Best design. You can tell someone starts putting serious thought into how stuff really works with humans when they start having to bend manufacturing processes to what they want to do. Most things are custom here, and with that, cost goes up and maintainability goes down. I would feel bad taking a sawzall to this. This is the Apple of campers (I despise Apple but credit where credit is due.)

3. solhorizon

https://www.intechrv.com/models/sol/horizon/

So these guys are more akin to the mainline manufacturers, but the all-aluminum build and one-guy-one-task doing the work ends up with decent quality. This was the biggest of the three, and from their smaller Flyer trailers, they do everything in heavy plywood expecting modification by the enduser. The aluminum frame brings it down to 3400lbs dry, though with one axel theres only 600lbs left before the limit. We have plans to reinforce it if needed.

The other big thing is this camper was big enough to have an outdoor slide-out kitchen. And from what I mentioned about The Good Life, it involves lots of cooking. Having two kitchen spaces lets us fulfill the roles of both support vehicle and summer festival trailer. More on that later.
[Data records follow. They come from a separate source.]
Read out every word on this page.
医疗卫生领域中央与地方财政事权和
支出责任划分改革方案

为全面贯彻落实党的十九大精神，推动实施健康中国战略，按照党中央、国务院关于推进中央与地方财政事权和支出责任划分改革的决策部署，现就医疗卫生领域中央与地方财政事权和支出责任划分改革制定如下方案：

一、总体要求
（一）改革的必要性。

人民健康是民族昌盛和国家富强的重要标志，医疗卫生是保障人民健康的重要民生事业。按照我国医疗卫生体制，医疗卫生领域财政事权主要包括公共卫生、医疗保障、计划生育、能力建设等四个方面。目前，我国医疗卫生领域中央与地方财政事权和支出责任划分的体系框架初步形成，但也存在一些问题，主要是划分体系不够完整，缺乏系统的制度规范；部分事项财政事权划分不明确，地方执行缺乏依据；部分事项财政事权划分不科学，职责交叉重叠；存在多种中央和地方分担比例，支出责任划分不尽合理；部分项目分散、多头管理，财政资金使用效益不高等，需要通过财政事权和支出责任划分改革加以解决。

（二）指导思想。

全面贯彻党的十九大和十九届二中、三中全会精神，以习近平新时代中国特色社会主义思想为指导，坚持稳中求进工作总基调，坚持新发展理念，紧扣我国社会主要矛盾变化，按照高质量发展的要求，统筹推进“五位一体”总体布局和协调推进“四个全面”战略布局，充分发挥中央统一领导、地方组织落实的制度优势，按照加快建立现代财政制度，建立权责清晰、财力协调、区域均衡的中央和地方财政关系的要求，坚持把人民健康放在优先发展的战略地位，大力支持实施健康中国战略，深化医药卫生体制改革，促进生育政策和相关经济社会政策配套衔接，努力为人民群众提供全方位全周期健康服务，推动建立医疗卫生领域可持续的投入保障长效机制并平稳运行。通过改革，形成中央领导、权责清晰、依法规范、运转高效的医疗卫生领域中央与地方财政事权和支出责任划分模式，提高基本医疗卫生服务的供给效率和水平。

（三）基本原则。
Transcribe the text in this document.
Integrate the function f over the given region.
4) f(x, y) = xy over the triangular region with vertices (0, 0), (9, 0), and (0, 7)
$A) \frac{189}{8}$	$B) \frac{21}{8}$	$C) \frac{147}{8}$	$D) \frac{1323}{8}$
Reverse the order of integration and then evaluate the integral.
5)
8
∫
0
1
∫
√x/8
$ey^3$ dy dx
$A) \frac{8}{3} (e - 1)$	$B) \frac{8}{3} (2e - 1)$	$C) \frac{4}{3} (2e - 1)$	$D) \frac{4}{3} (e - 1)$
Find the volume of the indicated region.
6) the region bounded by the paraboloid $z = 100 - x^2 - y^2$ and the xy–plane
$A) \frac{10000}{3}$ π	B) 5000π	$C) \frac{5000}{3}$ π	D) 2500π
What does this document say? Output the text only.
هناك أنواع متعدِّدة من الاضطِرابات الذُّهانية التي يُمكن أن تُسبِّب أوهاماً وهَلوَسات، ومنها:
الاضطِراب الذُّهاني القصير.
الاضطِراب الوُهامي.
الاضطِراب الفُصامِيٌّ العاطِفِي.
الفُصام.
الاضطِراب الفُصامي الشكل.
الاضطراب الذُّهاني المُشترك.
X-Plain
The windshield is nice to avoid the feeling of being trapped inside a box.

This is the one we picked, and I ended up contacting every salesman I could from Pennsyltucky to Colorado. Whats $500 in fuel if you save $4000? One fellow gave us a deal expecting COVID-19 to freeze peoples buying habits, as this was around the time people were hoarding tolietpaper. Two months later when we showed up to seal the deal and buy it, he winced as apparently a pandemic sent US RV sales into an all time record high. Sometimes I love how fucking awful this country is.

God Bless America,


Abbot Dobbs III

PS: Did you know the Australian camper trailer market is fckn lit ? Everything they do puts us to shame. Must be something about an entire continent trying to kill you to provide relevant motivation. I’m jingoist enough, I’m sure we’ll catch up.